Setelah periode Abu Bakar, maka Umar bin Khattab melanjutkan upaya yang dirintis pendahulunya dengan membakukan kaidah-kaidah dasar dalam melakukan kritik dan penelitian Hadis. Ibn Khibban menyatakan bahwa sesungguhnya Umar dan Ali adalah sahabat yang pertama membahas tentang para perawi Hadis dan melakukan penelitian tentang periwayatan Hadis, yang kegiatan tersebut kemudian dilanjutkan para ulama setelah mereka.

Demikian pula Aisyah, Abdullan ibn Umar Abu ayyub al Anshari serta sahabat lainnya juga melakukan kritik Hadis, terutama ketika menerima riwayat dari sesama sahabat, seperti yang dilakukan Abu Ayyub al Anshari dengan melakukan perjalanan ke Mesir hanya dalam rangka mencocokkan sebuah Hadis yang berasal dari ‘Uqbah ibn Amir.

Seiring dengan perluasan daerah Islam, Hadis pun mulai tersebar luas ke daerah-daerah di luar Madinah sehingga mendorong lahirnya pengkajian dan penelitian Hadis seperti di Madinah dan Irak. Kegiatan itu pasca sahabat dilanjutkan para tabi’in yang berkonsentrasi pada kedua daerah tersebut.[9]

Menurut Ibn Khibban yang dikutip oleh M.M.Azamai[10]bahwa setelah Umar dan Ali di Madinah pada abad pertama Hijrah muncul tabi’in kritikus Hadis antara lain : Ibn al Musayyab (w.93H), al Qasim bin Muhammad bin Umar (W.106H), Salim bin Abdullah bin Umar (w.106H), Ali bin Husain bin Ali (w.93H), Abu Sulamah bin Uthbah , Kharidjah bin Zaid bin Tsabit (w.100H), Urwah bin az Zubair (w.94H), Abu Bakar bin Abdurrahman bin al Harist (w.94H) dan Sulaiman bin Yasir (w.100 H). Setelah mereka muncul murid-muridnya di Madinah pada abad kedua yaitu tiga ulama kritikus hadis yaitu : az Zuhri, Yahya bin Said dan Hisyam bin Urwah.

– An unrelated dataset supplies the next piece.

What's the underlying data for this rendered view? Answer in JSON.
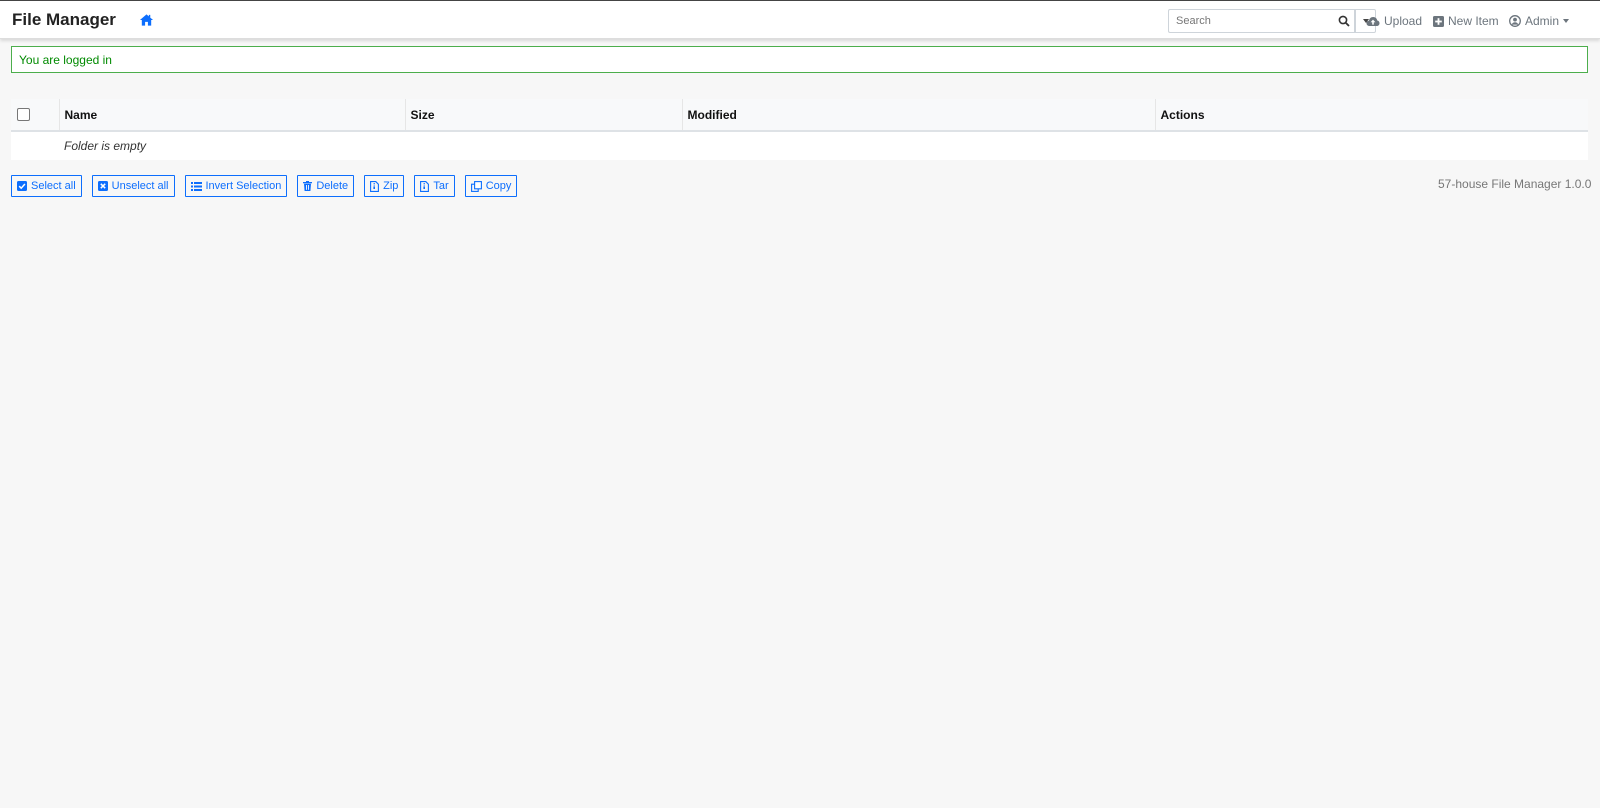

Sedangkan di Irak, yang terkemuka antara lain adalah : Said bin Jubair, asy sya’bi, thawus, Hasan al Bashri (w.110H) dan ibn Sirrin (w.110H), setelah itu muncul Ayyub as Sakhtiyani dan ibn ‘Aun.

Setelah berakhirnya periode Tabi’in, maka kegiatan kritik dan penelitian Hadis memasuki era perluasan dan perkembangannya ke berbagai daerah yang tidak terbatas. Sehubungan dengan itu muncul beberapa ulama kritik Hadis, antara lain : Sufyan ats Tsuri dari Kuffah (97-161H), Malik bin Anas dari Madinah (93-179H), Syu’bah dari Wasith (83-100H), al Auza’I dari Beirut (88-158H), hamad bin salamah dari Bashrah(w.167H), Al laits bin Sa’ad dari Mesir (w.175H), Ibn Uyaianah dari Mekah (107-198H), Abdullah bin al Mubarak dari marw(118-181H), Yahya bin Sa’id al Qathan dari Basrah (w.192H), Waki’ bin al Jarrah dari Kuffah (w.196H), Abdurrahman bin Mahdi dari Basrah (w.198H) dan Asy Syafi’I dari Mesir (w.204H).

Ulama-ulama tersebut di atas pada gilirannya melahirkan banyak ulama mashur di bidang kritik Hadis, antara lain : Yahya bin Ma’in dari Baghdad (w.233H), Ali bin al Madini dari Basrah (w.234H), Ibn Hanbal dari Baghdad (w.241H), Abu Bakar bin Abu Syaibah dari Wasith (w.235H), Ishak bin Rahawaih dari Marw (w.238H) dan lain-lain. Murid-murid dari mereka itu yang tersohor adalah antara lain : Adz Dzuhali, Ad Darimi, Al Bukhari, Abu Zur’ah ar Razi, Abu Hatim ar Razi, Muslim bin al Hajjaj an Nisaburi dan Ahmad bin Syu’aib.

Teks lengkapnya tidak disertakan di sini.